The chronological idea of the book is nice because it does build on itself and explains some of the insider details to how science and engineering happens. The 'Learning to Learn' part of the book is reinforced with Hamming's argument that great work ought to be the pursuit of everyone, there is room for being kind, and mathematics is how we reason through a difficult problem to solve. A side note that Hamming mentions often is that there are two auxiliary actions we all must take to accomplish great work:
- Be prepared for the great work by being equipped and ready to catch the great work when it is in flight
- Spend time away from the raw action of carrying out deep work. It is when we ponder that some greatness happens and avoiding time to ponder reduces your chances that greatness finds you. Like depression, greatness often has difficulty hitting a moving target.
80,000 Hours - Benjamin Todd
⭐⭐
The low rating is less a reflection of the content and more of the idea of the book itself. The ideas of the book were mostly alright, although I do have some contention with the idea of charitable giving. My paradigm of charitable giving in the world is that most organizations misappropriate funds and there seems to be disparity in the likelihood your funds go to a real positive impact in the lives of many and the likelihood your funds go to a western well-off worker.
Todd and the effective altruism movement within 80k Hours focuses on the idea that important work is available, we can objectively rate work, and currently AI is the most important work that anyone can work on. As an aside, there seems to be this bubble of people that believe that AI work will go away and there is 'too much' hype. This seems similar to the Dot-COM bubble and boom of the 90's with one gigantic difference and one key insight that seems to never be talked about in the comparison of these two events.
- There was a lot of hype around the Dot Com bubble, but it was warranted. Similarly, yes the bubble burst, but to say it 'went away' and it was 'truly a bubble' is not accurate. Everyone interacts with the internet, everything is a website now. The economy is propped up by tech giants (or i guess a better wording is 'the NASDAQ is attempting to prop up') that make money from a kind of website or internet tech.
- Websites and the internet have taken over the lives of every individual and society as a whole. To say that AI is truly a bubble and once it bursts it will all go away, is simply not true. You can't just remove the tech of AI. Sure, there is a lot of hype around AI, but to say that once the bubble bursts things will go back to how they were is not only preposterous but it is negligent at best and criminal at worst.
The core of the book is around finding meaningful work, making a plan to do meaningful work, and then picking a career that allows you to save money for your livelihood and gives you the opportunity to have a real impact in the world. It definitely isn't for everyone. One comment I saw on Reddit that seemed like a good critique was the odd focus on the 80k Hours movement towards research.
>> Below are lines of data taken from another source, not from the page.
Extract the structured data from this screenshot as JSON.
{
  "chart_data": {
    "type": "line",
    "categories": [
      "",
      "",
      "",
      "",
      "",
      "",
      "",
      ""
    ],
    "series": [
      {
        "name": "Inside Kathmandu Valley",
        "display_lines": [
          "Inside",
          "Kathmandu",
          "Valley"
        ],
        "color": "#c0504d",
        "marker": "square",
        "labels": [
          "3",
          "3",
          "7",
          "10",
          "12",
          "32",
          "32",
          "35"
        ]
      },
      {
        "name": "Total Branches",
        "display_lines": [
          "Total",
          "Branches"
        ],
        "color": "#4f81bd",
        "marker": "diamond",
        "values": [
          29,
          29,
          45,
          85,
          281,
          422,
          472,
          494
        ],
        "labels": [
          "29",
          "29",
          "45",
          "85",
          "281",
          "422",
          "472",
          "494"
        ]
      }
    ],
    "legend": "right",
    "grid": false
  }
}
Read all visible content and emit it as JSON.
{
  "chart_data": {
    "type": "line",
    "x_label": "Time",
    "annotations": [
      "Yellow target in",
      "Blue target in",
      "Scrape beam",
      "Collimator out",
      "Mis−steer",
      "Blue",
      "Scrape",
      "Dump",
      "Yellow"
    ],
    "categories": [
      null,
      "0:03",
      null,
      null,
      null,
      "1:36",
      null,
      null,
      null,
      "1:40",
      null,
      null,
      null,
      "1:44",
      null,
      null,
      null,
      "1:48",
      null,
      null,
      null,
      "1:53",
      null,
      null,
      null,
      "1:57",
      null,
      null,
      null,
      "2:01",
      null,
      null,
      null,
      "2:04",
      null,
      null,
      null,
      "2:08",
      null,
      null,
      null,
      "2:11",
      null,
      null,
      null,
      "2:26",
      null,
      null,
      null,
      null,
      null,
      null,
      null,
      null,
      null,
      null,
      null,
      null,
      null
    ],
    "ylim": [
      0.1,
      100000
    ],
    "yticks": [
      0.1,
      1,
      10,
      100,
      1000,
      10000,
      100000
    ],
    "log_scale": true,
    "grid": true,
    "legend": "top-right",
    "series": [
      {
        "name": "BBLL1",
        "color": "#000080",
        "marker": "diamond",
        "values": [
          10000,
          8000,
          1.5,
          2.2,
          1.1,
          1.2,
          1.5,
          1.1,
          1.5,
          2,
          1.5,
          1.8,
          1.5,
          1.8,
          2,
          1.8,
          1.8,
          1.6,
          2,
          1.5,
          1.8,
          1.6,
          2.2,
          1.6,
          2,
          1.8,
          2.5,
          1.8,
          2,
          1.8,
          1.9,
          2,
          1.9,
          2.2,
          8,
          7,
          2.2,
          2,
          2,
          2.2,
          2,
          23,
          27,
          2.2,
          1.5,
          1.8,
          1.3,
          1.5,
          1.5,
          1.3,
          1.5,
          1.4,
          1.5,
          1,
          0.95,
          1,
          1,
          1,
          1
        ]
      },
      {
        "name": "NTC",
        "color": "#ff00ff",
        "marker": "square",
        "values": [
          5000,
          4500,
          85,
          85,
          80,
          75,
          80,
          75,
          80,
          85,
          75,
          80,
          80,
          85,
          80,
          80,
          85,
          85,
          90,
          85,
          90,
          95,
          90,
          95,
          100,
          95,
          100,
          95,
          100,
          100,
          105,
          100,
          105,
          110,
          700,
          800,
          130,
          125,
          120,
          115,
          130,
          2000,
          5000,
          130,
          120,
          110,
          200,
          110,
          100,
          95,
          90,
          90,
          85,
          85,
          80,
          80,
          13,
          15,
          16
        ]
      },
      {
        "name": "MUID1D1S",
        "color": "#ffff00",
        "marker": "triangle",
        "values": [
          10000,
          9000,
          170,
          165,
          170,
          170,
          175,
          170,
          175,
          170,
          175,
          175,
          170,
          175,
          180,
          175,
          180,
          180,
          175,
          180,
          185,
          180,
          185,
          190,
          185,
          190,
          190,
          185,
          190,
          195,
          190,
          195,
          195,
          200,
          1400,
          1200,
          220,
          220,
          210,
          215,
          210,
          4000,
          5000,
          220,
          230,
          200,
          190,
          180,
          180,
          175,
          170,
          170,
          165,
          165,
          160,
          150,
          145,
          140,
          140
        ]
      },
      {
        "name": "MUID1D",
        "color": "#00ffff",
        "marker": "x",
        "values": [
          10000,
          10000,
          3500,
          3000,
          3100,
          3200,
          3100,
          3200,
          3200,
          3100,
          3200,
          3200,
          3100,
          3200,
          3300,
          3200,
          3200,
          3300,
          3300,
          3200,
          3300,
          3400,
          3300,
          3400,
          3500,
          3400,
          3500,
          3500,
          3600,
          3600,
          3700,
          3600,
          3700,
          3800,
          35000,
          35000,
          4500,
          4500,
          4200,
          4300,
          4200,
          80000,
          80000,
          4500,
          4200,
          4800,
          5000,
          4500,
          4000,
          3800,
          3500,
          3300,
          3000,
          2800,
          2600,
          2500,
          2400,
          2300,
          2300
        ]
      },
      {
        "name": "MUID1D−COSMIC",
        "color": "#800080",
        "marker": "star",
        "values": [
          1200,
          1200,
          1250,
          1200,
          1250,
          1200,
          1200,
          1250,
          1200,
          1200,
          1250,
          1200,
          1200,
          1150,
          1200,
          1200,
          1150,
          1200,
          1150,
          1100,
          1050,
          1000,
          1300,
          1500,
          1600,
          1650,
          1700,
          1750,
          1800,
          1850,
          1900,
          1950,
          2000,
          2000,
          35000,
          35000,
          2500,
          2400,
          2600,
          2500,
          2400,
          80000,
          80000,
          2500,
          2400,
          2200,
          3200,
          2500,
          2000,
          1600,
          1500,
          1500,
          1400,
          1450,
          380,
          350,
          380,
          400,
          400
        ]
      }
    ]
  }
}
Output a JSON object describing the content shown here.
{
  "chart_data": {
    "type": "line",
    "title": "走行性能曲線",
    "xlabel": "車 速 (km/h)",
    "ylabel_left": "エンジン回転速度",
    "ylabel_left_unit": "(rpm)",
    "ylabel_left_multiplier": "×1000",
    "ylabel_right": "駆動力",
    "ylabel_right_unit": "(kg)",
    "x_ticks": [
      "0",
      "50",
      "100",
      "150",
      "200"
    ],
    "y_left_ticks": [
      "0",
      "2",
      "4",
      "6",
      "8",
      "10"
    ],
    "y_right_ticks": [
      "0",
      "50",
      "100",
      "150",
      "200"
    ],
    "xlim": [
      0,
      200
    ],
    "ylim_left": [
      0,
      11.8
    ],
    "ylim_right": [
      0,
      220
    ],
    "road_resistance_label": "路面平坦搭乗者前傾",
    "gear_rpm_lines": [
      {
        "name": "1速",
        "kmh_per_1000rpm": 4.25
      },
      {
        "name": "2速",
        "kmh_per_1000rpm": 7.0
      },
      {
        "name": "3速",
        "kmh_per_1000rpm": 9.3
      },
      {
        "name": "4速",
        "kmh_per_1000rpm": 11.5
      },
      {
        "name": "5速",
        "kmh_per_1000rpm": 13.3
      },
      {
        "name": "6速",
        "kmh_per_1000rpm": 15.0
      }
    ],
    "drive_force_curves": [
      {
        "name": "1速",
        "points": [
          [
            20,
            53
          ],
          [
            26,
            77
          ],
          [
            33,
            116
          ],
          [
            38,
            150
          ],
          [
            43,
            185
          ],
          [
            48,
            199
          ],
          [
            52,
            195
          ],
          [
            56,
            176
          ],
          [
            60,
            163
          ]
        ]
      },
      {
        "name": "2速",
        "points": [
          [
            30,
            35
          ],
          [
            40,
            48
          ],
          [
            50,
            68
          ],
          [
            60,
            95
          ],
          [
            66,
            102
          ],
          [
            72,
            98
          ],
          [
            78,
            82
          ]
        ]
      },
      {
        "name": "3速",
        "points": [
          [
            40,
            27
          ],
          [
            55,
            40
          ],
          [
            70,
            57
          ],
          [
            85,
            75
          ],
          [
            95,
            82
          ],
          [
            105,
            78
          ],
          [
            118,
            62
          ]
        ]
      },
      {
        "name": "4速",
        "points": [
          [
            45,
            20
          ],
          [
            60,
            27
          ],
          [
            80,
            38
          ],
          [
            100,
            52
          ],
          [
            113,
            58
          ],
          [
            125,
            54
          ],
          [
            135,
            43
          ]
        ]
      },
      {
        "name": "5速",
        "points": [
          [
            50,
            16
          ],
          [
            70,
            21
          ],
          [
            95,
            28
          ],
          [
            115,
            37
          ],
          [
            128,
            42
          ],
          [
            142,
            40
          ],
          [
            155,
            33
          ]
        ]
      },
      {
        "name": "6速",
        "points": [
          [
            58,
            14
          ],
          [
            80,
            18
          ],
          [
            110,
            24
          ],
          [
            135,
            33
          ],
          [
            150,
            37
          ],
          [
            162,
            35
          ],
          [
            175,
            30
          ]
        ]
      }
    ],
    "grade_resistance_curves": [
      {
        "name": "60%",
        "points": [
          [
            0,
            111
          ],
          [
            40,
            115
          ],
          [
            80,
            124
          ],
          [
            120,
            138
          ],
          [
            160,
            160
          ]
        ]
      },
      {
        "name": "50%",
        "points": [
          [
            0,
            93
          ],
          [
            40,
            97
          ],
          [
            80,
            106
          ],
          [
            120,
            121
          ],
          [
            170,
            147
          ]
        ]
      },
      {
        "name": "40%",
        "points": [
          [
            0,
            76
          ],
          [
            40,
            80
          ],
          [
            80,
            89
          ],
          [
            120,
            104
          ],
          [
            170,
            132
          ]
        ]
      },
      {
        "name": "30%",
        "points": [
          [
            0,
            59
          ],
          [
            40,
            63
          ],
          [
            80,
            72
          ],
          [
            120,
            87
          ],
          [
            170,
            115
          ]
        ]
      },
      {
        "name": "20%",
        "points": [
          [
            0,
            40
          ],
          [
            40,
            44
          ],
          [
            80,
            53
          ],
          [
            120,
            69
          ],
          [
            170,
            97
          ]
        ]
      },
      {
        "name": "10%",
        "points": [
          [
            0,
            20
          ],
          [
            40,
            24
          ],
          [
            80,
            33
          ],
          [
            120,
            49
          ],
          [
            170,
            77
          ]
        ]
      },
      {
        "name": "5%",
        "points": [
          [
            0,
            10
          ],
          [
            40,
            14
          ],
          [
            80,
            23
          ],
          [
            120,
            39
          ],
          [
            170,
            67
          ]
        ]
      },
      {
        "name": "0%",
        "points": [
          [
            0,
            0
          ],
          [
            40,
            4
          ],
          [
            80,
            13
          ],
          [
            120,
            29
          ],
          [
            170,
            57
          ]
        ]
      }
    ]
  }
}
It does seem to obscure or avoid 'direct impact through making something or doing something that actually solves X', which is either an articulation that breakthroughs (the leg work of them) happen in research or is signal about the movement as a whole.
lesson
study Bayesian statistics at all costs, learn to enjoy math and apply it in life. without solid foundational reasoning, life becomes less enjoyable.
the knowledge you need to become the type of person you want to be is behind the cover of some book. go find it.